The hype of microservices is real. According to a survey of 1502 software engineers, systems, and technical architects, 61% said that their organization has been using microservices for the past year. But what exactly makes microservices ideal for developing applications? Of course, it offers the flexibility of developing individual services simultaneously that reduces the turnaround time of application deployment and delivery. But the road to such an ideal SDLC is filled with challenges. Trendyol, a Turkey-based e-commerce company, struggled to implement a microservices architectural style for years. Their experienced developers recount how issues like data ownership, communication patterns, improper project planning, and monitoring led to an implementation failure.
There are countless examples of failed microservices implementation – not because the developers did not understand the concept and its functionality, but because its implementation was unsound. Microservices design principles allow developers to make critical design decisions about their architecture, the frameworks, and the tools they can utilize to navigate the vast technology landscape. Let’s look at a few of the technical and business benefits that microservices offer as their features.
Service distribution based business capability
In monolithic architecture, the technical boundaries decide the overall architecture. However, this is not true in the case of microservices architecture. Microservices discourage such models. Business functionalities should be the deciding judge of your overall architecture. Teams are formed based on individual expertise in a particular business function in a microservices architecture.
For example, an application built on microservices architecture can have its login page designed by a group of developers, whereas the payment page service of the same application is built by a different group of specialized developers.

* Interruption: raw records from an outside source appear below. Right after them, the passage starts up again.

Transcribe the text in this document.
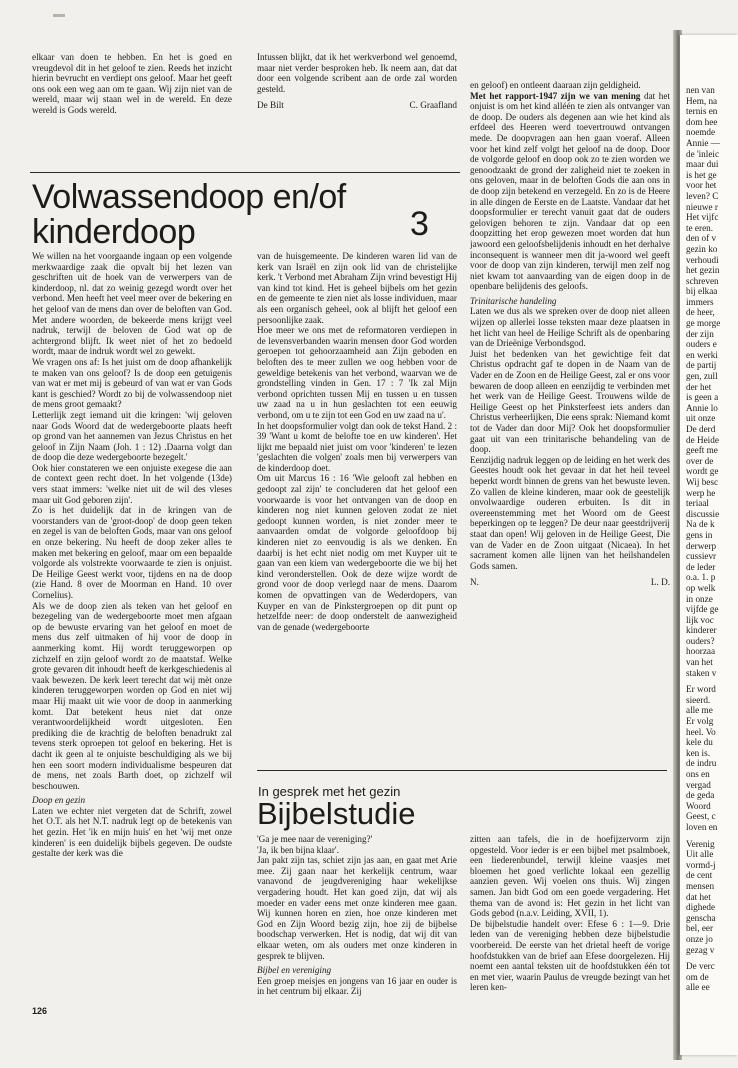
nen van
Hem, na
ternis en
dom hee
noemde
Annie —
de 'inleic
maar dui
is het ge
voor het
leven? C
nieuwe r
Het vijfc
te eren.
den of v
gezin ko
verhoudi
het gezin
schreven
bij elkaa
immers
de heer,
ge morge
der zijn
ouders e
en werki
de partij
gen, zull
der het
is geen a
Annie lo
uit onze
De derd
de Heide
geeft me
over de
wordt ge
Wij besc
werp he
teriaal
discussie
Na de k
gens in
derwerp
cussievr
de leder
o.a. 1. p
op welk
in onze
vijfde ge
lijk voc
kinderer
ouders?
hoorzaa
van het
staken v
Er word
sieerd.
alle me
Er volg
heel. Vo
kele du
ken is.
de indru
ons en
vergad
de geda
Woord
Geest, c
loven en
Verenig
Uit alle
vormd-j
de cent
mensen
dat het
dighede
genscha
bel, eer
onze jo
gezag v
De verc
om de
alle ee

elkaar van doen te hebben. En het is goed en vreugdevol dit in het geloof te zien. Reeds het inzicht hierin bevrucht en verdiept ons geloof. Maar het geeft ons ook een weg aan om te gaan. Wij zijn niet van de wereld, maar wij staan wel in de wereld. En deze wereld is Gods wereld.

Intussen blijkt, dat ik het werkverbond wel genoemd, maar niet verder besproken heb. Ik neem aan, dat dat door een volgende scribent aan de orde zal worden gesteld.

De Bilt	C. Graafland
Volwassendoop en/of kinderdoop	3

We willen na het voorgaande ingaan op een volgende merkwaardige zaak die opvalt bij het lezen van geschriften uit de hoek van de verwerpers van de kinderdoop, nl. dat zo weinig gezegd wordt over het verbond. Men heeft het veel meer over de bekering en het geloof van de mens dan over de beloften van God. Met andere woorden, de bekeerde mens krijgt veel nadruk, terwijl de beloven de God wat op de achtergrond blijft. Ik weet niet of het zo bedoeld wordt, maar de indruk wordt wel zo gewekt.

We vragen ons af: Is het juist om de doop afhankelijk te maken van ons geloof? Is de doop een getuigenis van wat er met mij is gebeurd of van wat er van Gods kant is geschied? Wordt zo bij de volwassendoop niet de mens groot gemaakt?

Letterlijk zegt iemand uit die kringen: 'wij geloven naar Gods Woord dat de wedergeboorte plaats heeft op grond van het aannemen van Jezus Christus en het geloof in Zijn Naam (Joh. 1 : 12) .Daarna volgt dan de doop die deze wedergeboorte bezegelt.'

Ook hier constateren we een onjuiste exegese die aan de context geen recht doet. In het volgende (13de) vers staat immers: 'welke niet uit de wil des vleses maar uit God geboren zijn'.

Zo is het duidelijk dat in de kringen van de voorstanders van de 'groot-doop' de doop geen teken en zegel is van de beloften Gods, maar van ons geloof en onze bekering. Nu heeft de doop zeker alles te maken met bekering en geloof, maar om een bepaalde volgorde als volstrekte voorwaarde te zien is onjuist. De Heilige Geest werkt voor, tijdens en na de doop (zie Hand. 8 over de Moorman en Hand. 10 over Cornelius).

Als we de doop zien als teken van het geloof en bezegeling van de wedergeboorte moet men afgaan op de bewuste ervaring van het geloof en moet de mens dus zelf uitmaken of hij voor de doop in aanmerking komt. Hij wordt teruggeworpen op zichzelf en zijn geloof wordt zo de maatstaf. Welke grote gevaren dit inhoudt heeft de kerkgeschiedenis al vaak bewezen. De kerk leert terecht dat wij mèt onze kinderen teruggeworpen worden op God en niet wij maar Hij maakt uit wie voor de doop in aanmerking komt. Dat betekent heus niet dat onze verantwoordelijkheid wordt uitgesloten. Een prediking die de krachtig de beloften benadrukt zal tevens sterk oproepen tot geloof en bekering. Het is dacht ik geen al te onjuiste beschuldiging als we bij hen een soort modern individualisme bespeuren dat de mens, net zoals Barth doet, op zichzelf wil beschouwen.

Doop en gezin

Laten we echter niet vergeten dat de Schrift, zowel het O.T. als het N.T. nadruk legt op de betekenis van het gezin. Het 'ik en mijn huis' en het 'wij met onze kinderen' is een duidelijk bijbels gegeven. De oudste gestalte der kerk was die

van de huisgemeente. De kinderen waren lid van de kerk van Israël en zijn ook lid van de christelijke kerk. 't Verbond met Abraham Zijn vrind bevestigt Hij van kind tot kind. Het is geheel bijbels om het gezin en de gemeente te zien niet als losse individuen, maar als een organisch geheel, ook al blijft het geloof een persoonlijke zaak.

Hoe meer we ons met de reformatoren verdiepen in de levensverbanden waarin mensen door God worden geroepen tot gehoorzaamheid aan Zijn geboden en beloften des te meer zullen we oog hebben voor de geweldige betekenis van het verbond, waarvan we de grondstelling vinden in Gen. 17 : 7 'Ik zal Mijn verbond oprichten tussen Mij en tussen u en tussen uw zaad na u in hun geslachten tot een eeuwig verbond, om u te zijn tot een God en uw zaad na u'.

In het doopsformulier volgt dan ook de tekst Hand. 2 : 39 'Want u komt de belofte toe en uw kinderen'. Het lijkt me bepaald niet juist om voor 'kinderen' te lezen 'geslachten die volgen' zoals men bij verwerpers van de kinderdoop doet.

Om uit Marcus 16 : 16 'Wie gelooft zal hebben en gedoopt zal zijn' te concluderen dat het geloof een voorwaarde is voor het ontvangen van de doop en kinderen nog niet kunnen geloven zodat ze niet gedoopt kunnen worden, is niet zonder meer te aanvaarden omdat de volgorde geloofdoop bij kinderen niet zo eenvoudig is als we denken. En daarbij is het echt niet nodig om met Kuyper uit te gaan van een kiem van wedergeboorte die we bij het kind veronderstellen. Ook de deze wijze wordt de grond voor de doop verlegd naar de mens. Daarom komen de opvattingen van de Wederdopers, van Kuyper en van de Pinkstergroepen op dit punt op hetzelfde neer: de doop onderstelt de aanwezigheid van de genade (wedergeboorte

en geloof) en ontleent daaraan zijn geldigheid.

Met het rapport-1947 zijn we van mening dat het onjuist is om het kind alléén te zien als ontvanger van de doop. De ouders als degenen aan wie het kind als erfdeel des Heeren werd toevertrouwd ontvangen mede. De doopvragen aan hen gaan voeraf. Alleen voor het kind zelf volgt het geloof na de doop. Door de volgorde geloof en doop ook zo te zien worden we genoodzaakt de grond der zaligheid niet te zoeken in ons geloven, maar in de beloften Gods die aan ons in de doop zijn betekend en verzegeld. En zo is de Heere in alle dingen de Eerste en de Laatste. Vandaar dat het doopsformulier er terecht vanuit gaat dat de ouders gelovigen behoren te zijn. Vandaar dat op een doopzitting het erop gewezen moet worden dat hun jawoord een geloofsbelijdenis inhoudt en het derhalve inconsequent is wanneer men dit ja-woord wel geeft voor de doop van zijn kinderen, terwijl men zelf nog niet kwam tot aanvaarding van de eigen doop in de openbare belijdenis des geloofs.

Trinitarische handeling

Laten we dus als we spreken over de doop niet alleen wijzen op allerlei losse teksten maar deze plaatsen in het licht van heel de Heilige Schrift als de openbaring van de Drieënige Verbondsgod.

Juist het bedenken van het gewichtige feit dat Christus opdracht gaf te dopen in de Naam van de Vader en de Zoon en de Heilige Geest, zal er ons voor bewaren de doop alleen en eenzijdig te verbinden met het werk van de Heilige Geest. Trouwens wilde de Heilige Geest op het Pinksterfeest iets anders dan Christus verheerlijken, Die eens sprak: Niemand komt tot de Vader dan door Mij? Ook het doopsformulier gaat uit van een trinitarische behandeling van de doop.

Eenzijdig nadruk leggen op de leiding en het werk des Geestes houdt ook het gevaar in dat het heil teveel beperkt wordt binnen de grens van het bewuste leven. Zo vallen de kleine kinderen, maar ook de geestelijk onvolwaardige ouderen erbuiten. Is dit in overeenstemming met het Woord om de Geest beperkingen op te leggen? De deur naar geestdrijverij staat dan open! Wij geloven in de Heilige Geest, Die van de Vader en de Zoon uitgaat (Nicaea). In het sacrament komen alle lijnen van het heilshandelen Gods samen.

N.	L. D.
In gesprek met het gezin
Bijbelstudie

'Ga je mee naar de vereniging?'

'Ja, ik ben bijna klaar'.

Jan pakt zijn tas, schiet zijn jas aan, en gaat met Arie mee. Zij gaan naar het kerkelijk centrum, waar vanavond de jeugdvereniging haar wekelijkse vergadering houdt. Het kan goed zijn, dat wij als moeder en vader eens met onze kinderen mee gaan. Wij kunnen horen en zien, hoe onze kinderen met God en Zijn Woord bezig zijn, hoe zij de bijbelse boodschap verwerken. Het is nodig, dat wij dit van elkaar weten, om als ouders met onze kinderen in gesprek te blijven.

Bijbel en vereniging

Een groep meisjes en jongens van 16 jaar en ouder is in het centrum bij elkaar. Zij

zitten aan tafels, die in de hoefijzervorm zijn opgesteld. Voor ieder is er een bijbel met psalmboek, een liederenbundel, terwijl kleine vaasjes met bloemen het goed verlichte lokaal een gezellig aanzien geven. Wij voelen ons thuis. Wij zingen samen. Jan bidt God om een goede vergadering. Het thema van de avond is: Het gezin in het licht van Gods gebod (n.a.v. Leiding, XVII, 1).

De bijbelstudie handelt over: Efese 6 : 1—9. Drie leden van de vereniging hebben deze bijbelstudie voorbereid. De eerste van het drietal heeft de vorige hoofdstukken van de brief aan Efese doorgelezen. Hij noemt een aantal teksten uit de hoofdstukken één tot en met vier, waarin Paulus de vreugde bezingt van het leren ken-

126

Decentralized data management
Microservices embrace the concept of decentralized data management. Unlike monolithic architecture, there won’t be a single database for the whole application. Instead, every service owns the data specific to that business service. Implementing this isolates the impact due to schema changes. This approach is known as Polyglot Persistence. Decentralizing data across microservices makes it easier to manage updates.
Build it, Run it
Microservices embrace the DevOps concept. That means microservices rely on the team that develops a certain service to operate and maintain the code in production. This is completely different from how traditional IT infrastructure used to work. Earlier developers were only concerned about developing a certain feature and committing their code to the central repository. The responsibility of deployment and making updates were those of other teams. This introduces a second layer of the process that makes deploying changes slower.
Following the DevOps principle eliminates the extra process layer by shouldering the responsibility of deployment and running a service on the team developing it.
Polyglot
One of the major reasons to use microservices for application development is their flexibility in terms of the use of technology. In microservices, each service has its own ecosystem. The communication between other services happens through standard channels. It has nothing to do with the technological stack of each service. Depending on the situation at hand, Polyglot allows developers to choose many technological stacks or database solutions they deem fit to deal with the problem at hand.
Black box
Every microservice is defined as a black box in itself. The exact details of their complexity stay hidden from the other services. The only mode of communication between them is via well-defined APIs. This mitigates the possibility of dependency sharing or proliferation of dependencies between microservices.
Conclusion
Building an application in today’s era demands a lot of precalculations and consideration to account. Flexibility, scalability, maintenance, and support are as crucial as developing an application with world-class features. Using microservices, developers can sigh in peace as its advanced features take care of the complexity related to app development. Let me know if I missed any of the important features!